The washington apples had stormed and taken the beach, but they kept deploying ships. I was now in full on jackass mode, playing up the fact that I sucked out on my aces. My roommate Russell came over to look in on a hand when I was on the button, and I showed him 7-8 offsuit, deciding to call an unraised blind. It came 3-4-5 rainbow, so I called with three other guys when someone raised. The turn came miracle six, and I was bet into, which I raised. It got raised back at me, and I bumped and got called. The river came seven and he just called my bet, laying down his seven no kicker. I swooped a huge pot and proceed to raise like 5 of the next seven hands. On two seperate occassions I put in a live straddle and got zero calls. I bet pocket jacks strong the whole way and spiked one on the river to go from fourth to first in the hand. I flopped a flush preflop raising with queen seven spades. I hit a full house with 8-2 off suit after calling a preflop raise. The whole rush I was doing that jackass stalling thing where you say “I think Im gonna….RAISE” and splash your chips out there like some kind of showmen.
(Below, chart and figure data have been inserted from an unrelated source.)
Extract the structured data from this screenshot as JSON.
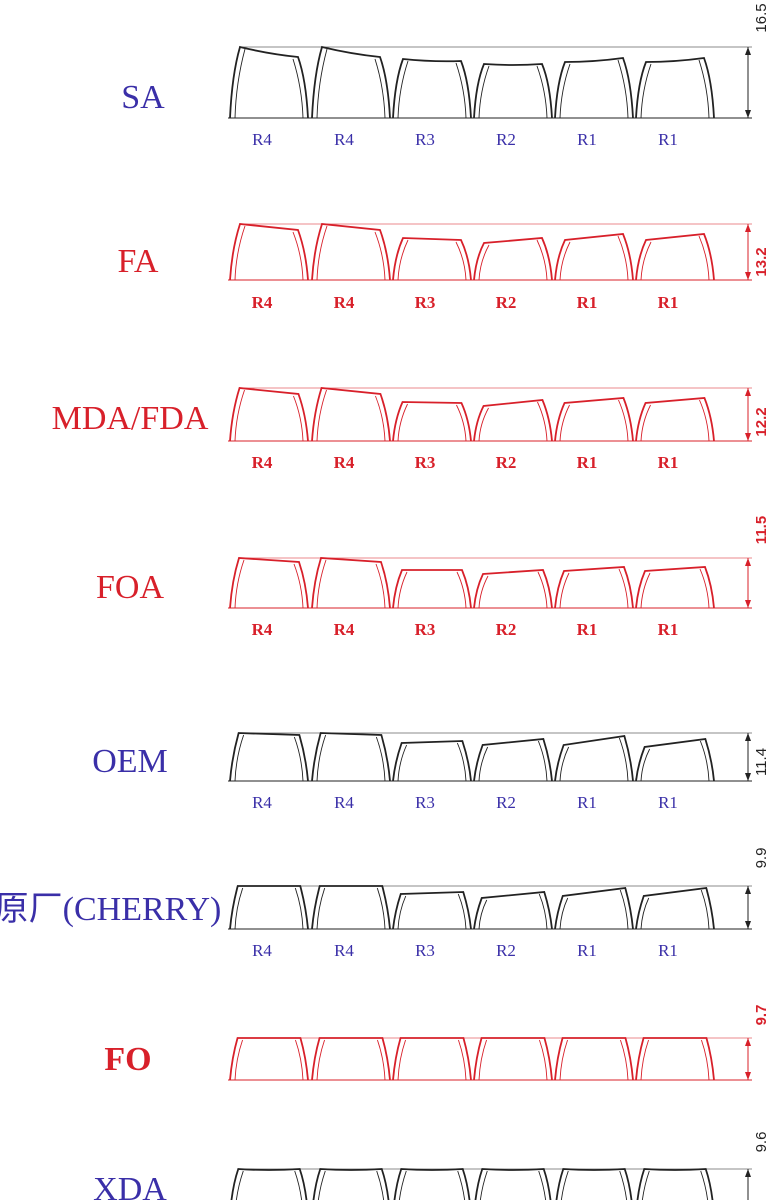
{
  "profiles": [
    {
      "name": "SA",
      "height": "16.5",
      "color": "#222222",
      "label_color": "#3a2fa8",
      "bold": false,
      "rows": [
        "R4",
        "R4",
        "R3",
        "R2",
        "R1",
        "R1"
      ]
    },
    {
      "name": "FA",
      "height": "13.2",
      "color": "#d8202a",
      "label_color": "#d8202a",
      "bold": false,
      "rows": [
        "R4",
        "R4",
        "R3",
        "R2",
        "R1",
        "R1"
      ]
    },
    {
      "name": "MDA/FDA",
      "height": "12.2",
      "color": "#d8202a",
      "label_color": "#d8202a",
      "bold": false,
      "rows": [
        "R4",
        "R4",
        "R3",
        "R2",
        "R1",
        "R1"
      ]
    },
    {
      "name": "FOA",
      "height": "11.5",
      "color": "#d8202a",
      "label_color": "#d8202a",
      "bold": false,
      "rows": [
        "R4",
        "R4",
        "R3",
        "R2",
        "R1",
        "R1"
      ]
    },
    {
      "name": "OEM",
      "height": "11.4",
      "color": "#222222",
      "label_color": "#3a2fa8",
      "bold": false,
      "rows": [
        "R4",
        "R4",
        "R3",
        "R2",
        "R1",
        "R1"
      ]
    },
    {
      "name": "原厂(CHERRY)",
      "height": "9.9",
      "color": "#222222",
      "label_color": "#3a2fa8",
      "bold": false,
      "rows": [
        "R4",
        "R4",
        "R3",
        "R2",
        "R1",
        "R1"
      ]
    },
    {
      "name": "FO",
      "height": "9.7",
      "color": "#d8202a",
      "label_color": "#d8202a",
      "bold": true,
      "rows": []
    },
    {
      "name": "XDA",
      "height": "9.6",
      "color": "#222222",
      "label_color": "#3a2fa8",
      "bold": false,
      "rows": []
    }
  ]
}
I also showed two full out bluffs that got laid down to, one of them with 6-2 and no pair. Shits were furious, and I was talking the entire time. “Quit stalling buddy, this is the part where you call even though you know you’re beat then I show a winner take the pot, and you shake your head. If you’re warming up your neck muscles, so be it, otherwise quit wasting everyones time.” He calls, he’s beat, I laugh in his eye, he shakes his head. One of the guys was being perfectly nice all game, and when I was like 8 apples deep, I looked up at him and realized he was down like a hundred since I last checked. I nonchalantly looked at him and said, “Boy, you used to have a bunch more chips.” Eventually, I started giving back a bunch of what Id won, but I still cashed out up a hundred twenty two. Im back dude, Im fucking back.